У нее не хватило сил дослушать до конца. Опрокинулась на спинку дивана, хохотала как ненормальная.
— Кончай, Фейга! — сердился он, ковыляя к ней с розовым мешочком на уде. — Мировая же вещь. С мылом помыть, просушить — и по новой пользуйся.
— Ой, не могу! Мамочки!..
Отвернувшись к стенке, она сотрясалась в безудержном смехе.
Во время стоянки в Гайсине Витя побежал на почту. Вернулся встревоженный, с телеграммой в руке.
— Собирайся, в Одессу мы не едем!
— Как не едем?
Ей показалось, что она ослышалась.
— После объясню, — торопил он ее. — Давай, давай, поезд отходит!
Они побросали вещи на шаткий настил перрона, поплелись, нагруженные, мимо двигавшегося состава к беленой избе с вывеской «ВОКЗАЛЪ».

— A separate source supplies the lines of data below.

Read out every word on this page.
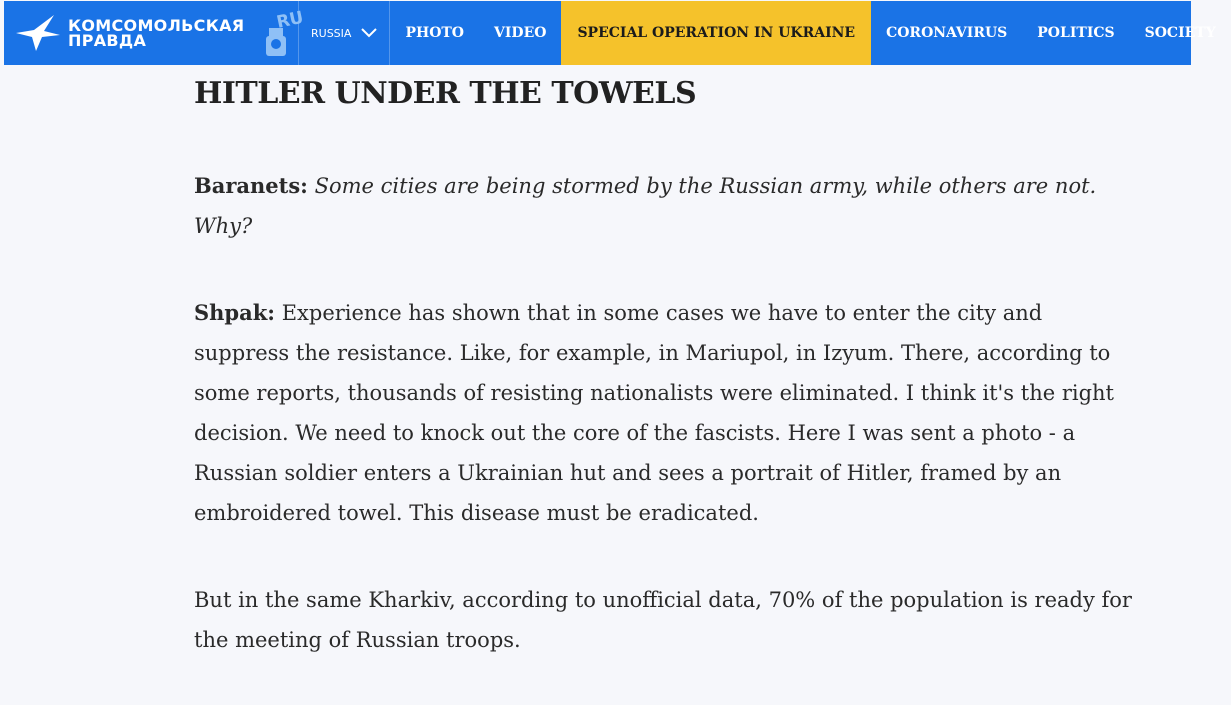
КОМСОМОЛЬСКАЯ ПРАВДА
RU
RUSSIA	PHOTO	VIDEO	SPECIAL OPERATION IN UKRAINE	CORONAVIRUS	POLITICS	SOCIETY
HITLER UNDER THE TOWELS

Baranets: Some cities are being stormed by the Russian army, while others are not. Why?

Shpak: Experience has shown that in some cases we have to enter the city and suppress the resistance. Like, for example, in Mariupol, in Izyum. There, according to some reports, thousands of resisting nationalists were eliminated. I think it's the right decision. We need to knock out the core of the fascists. Here I was sent a photo - a Russian soldier enters a Ukrainian hut and sees a portrait of Hitler, framed by an embroidered towel. This disease must be eradicated.

But in the same Kharkiv, according to unofficial data, 70% of the population is ready for the meeting of Russian troops.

Внутри было не протолкнуться. На лавках, на полу вдоль стен — мужики, бабы, плачущие дети. Мешки, ведра, плетеные корзины. К кассе не пробиться: тащат друг дружку от решетчатого окошка за кушаки, за волосы, сквернословят, дерутся.

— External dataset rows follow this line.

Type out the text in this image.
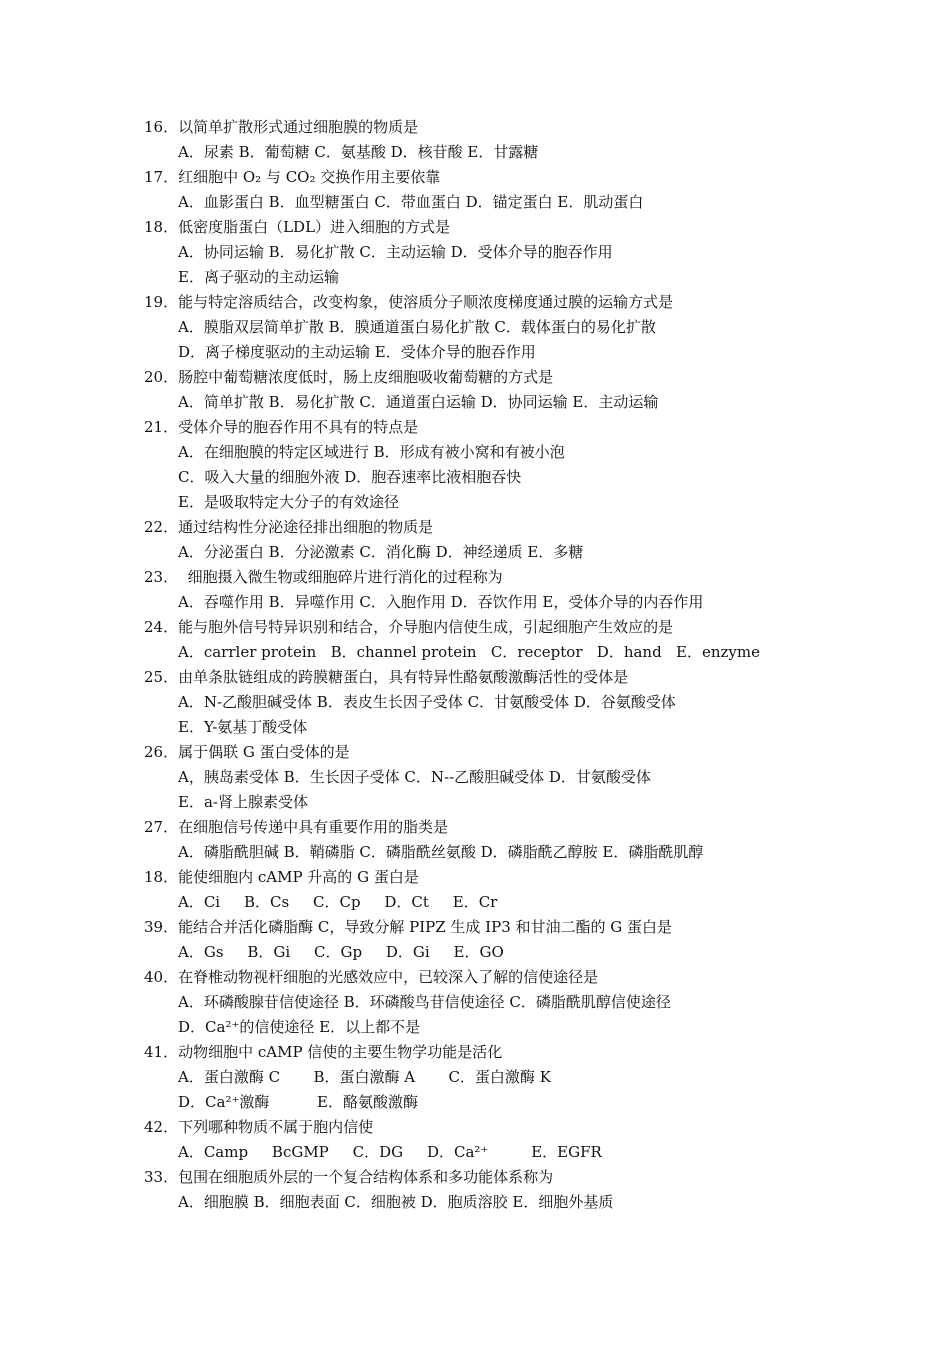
16．以简单扩散形式通过细胞膜的物质是
A．尿素 B．葡萄糖 C．氨基酸 D．核苷酸 E．甘露糖
17．红细胞中 O₂ 与 CO₂ 交换作用主要依靠
A．血影蛋白 B．血型糖蛋白 C．带血蛋白 D．锚定蛋白 E．肌动蛋白
18．低密度脂蛋白（LDL）进入细胞的方式是
A．协同运输 B．易化扩散 C．主动运输 D．受体介导的胞吞作用
E．离子驱动的主动运输
19．能与特定溶质结合，改变构象，使溶质分子顺浓度梯度通过膜的运输方式是
A．膜脂双层简单扩散 B．膜通道蛋白易化扩散 C．载体蛋白的易化扩散
D．离子梯度驱动的主动运输 E．受体介导的胞吞作用
20．肠腔中葡萄糖浓度低时，肠上皮细胞吸收葡萄糖的方式是
A．简单扩散 B．易化扩散 C．通道蛋白运输 D．协同运输 E．主动运输
21．受体介导的胞吞作用不具有的特点是
A．在细胞膜的特定区域进行 B．形成有被小窝和有被小泡
C．吸入大量的细胞外液 D．胞吞速率比液相胞吞快
E．是吸取特定大分子的有效途径
22．通过结构性分泌途径排出细胞的物质是
A．分泌蛋白 B．分泌激素 C．消化酶 D．神经递质 E．多糖
23．  细胞摄入微生物或细胞碎片进行消化的过程称为
A．吞噬作用 B．异噬作用 C．入胞作用 D．吞饮作用 E，受体介导的内吞作用
24．能与胞外信号特异识别和结合，介导胞内信使生成，引起细胞产生效应的是
A．carrler protein   B．channel protein   C．receptor   D．hand   E．enzyme
25．由单条肽链组成的跨膜糖蛋白，具有特异性酪氨酸激酶活性的受体是
A．N-乙酸胆碱受体 B．表皮生长因子受体 C．甘氨酸受体 D．谷氨酸受体
E．Y-氨基丁酸受体
26．属于偶联 G 蛋白受体的是
A，胰岛素受体 B．生长因子受体 C．N--乙酸胆碱受体 D．甘氨酸受体
E．a-肾上腺素受体
27．在细胞信号传递中具有重要作用的脂类是
A．磷脂酰胆碱 B．鞘磷脂 C．磷脂酰丝氨酸 D．磷脂酰乙醇胺 E．磷脂酰肌醇
18．能使细胞内 cAMP 升高的 G 蛋白是
A．Ci     B．Cs     C．Cp     D．Ct     E．Cr
39．能结合并活化磷脂酶 C，导致分解 PIPZ 生成 IP3 和甘油二酯的 G 蛋白是
A．Gs     B．Gi     C．Gp     D．Gi     E．GO
40．在脊椎动物视杆细胞的光感效应中，已较深入了解的信使途径是
A．环磷酸腺苷信使途径 B．环磷酸鸟苷信使途径 C．磷脂酰肌醇信使途径
D．Ca²⁺的信使途径 E．以上都不是
41．动物细胞中 cAMP 信使的主要生物学功能是活化
A．蛋白激酶 C       B．蛋白激酶 A       C．蛋白激酶 K
D．Ca²⁺激酶          E．酪氨酸激酶
42．下列哪种物质不属于胞内信使
A．Camp     BcGMP     C．DG     D．Ca²⁺         E．EGFR
33．包围在细胞质外层的一个复合结构体系和多功能体系称为
A．细胞膜 B．细胞表面 C．细胞被 D．胞质溶胶 E．细胞外基质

Витя оставил ее сторожить вещи, пошел искать начальника. Вернулся нескоро.
— Обратного поезда нынче не будет. Поедем переночевать где-нибудь. Билеты я достал.
На расшатанной бричке они добрались до лучшей в Гайсине, как уверял полупьяный возница, гостиницы «Версаль». Не спали до рассвета, отданные на растерзание полчищам гостиничных клопов, сполна отыгравшихся на свежих постояльцах за вынужденный пост. Разбитые, невыспавшиеся, тряслись на другой день в пассажирском поезде, идущем на север. Сидели, стиснутые соседями, на жесткой скамье, роняли на плечи друг дружке тяжелые головы, пробуждались после очередной встряски.